The court overturned a ruling against Dutch publisher Sanoma which had forced its journalists to hand over photographs to the police. It said that to do so would compromise their right to freedom of expression under Article 10 of the European Convention on Human Rights.
The journalists in question, who worked for the car magazine Autoweek, attended an illegal car race in January 2002 where they took photos. The magazine had intended to publish the photos with details obscured which could identify the vehicles.
Dutch police had issued a summons forcing them to hand over a CD-rom of photographs in a bid to idenfity those involved in the race.
The police also suspected that one of the vehicles participating in the street race had been used as a getaway car following a ram raid
Geoffrey Robertson QC, counsel for a coalition of intervening media said: ‘This ruling was an acid test for the Court and for media freedom across Europe. It sets a high benchmark for protection of journalistic materials and will force police and prosecutors across Europe, from Russia to France, to change their practices.”
Mark Stephens of Finers Stephens Innocent LLP, who also acted on behalf of the media, said: “In this respect, if no other, Europe has a firmer protection for free speech than the US and so today’s decision is very much to be celebrated.
‘The judgment firmly demonstrates that European governments cannot use clumsy police work to make journalists the surrogates for law enforcement.”
Peter Noorlander, legal director at the Media Legal Defence Initiative, said, “In this judgment, the European Court lays down a clear marker for the protection of journalistic materials. Law enforcement can no longer ask media to relinquish journalistic material unless as a matter of last resort in the investigation of a serious crime, and after having sought judicial authorisation.
“This will force a change in law and practice across Europe, not only in countries like Russia and Romania but also in France and the Netherlands where new legislation is now required.”
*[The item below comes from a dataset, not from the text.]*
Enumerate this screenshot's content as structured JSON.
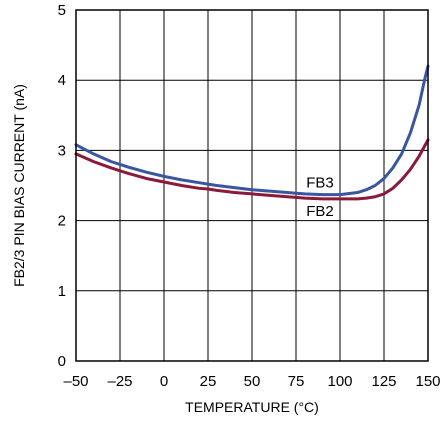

The Media Legal Defence Initiative, ARTICLE 19, the Committee to Protect Journalists, Guardian News and Media Limited, and the Open Society Justice Initiative intervened jointly in the lawsuit, with support from the Associated Press, Bloomberg News, Index on Censorship, the European Newspaper Publishers Association, Condé Nast Publications, Hearst Corporation, the National Geographic Society, the New York Times Company, La Repubblica, Reuters, Time Inc., the Washington Post Company, and the World Association of Newspapers and News Publishers.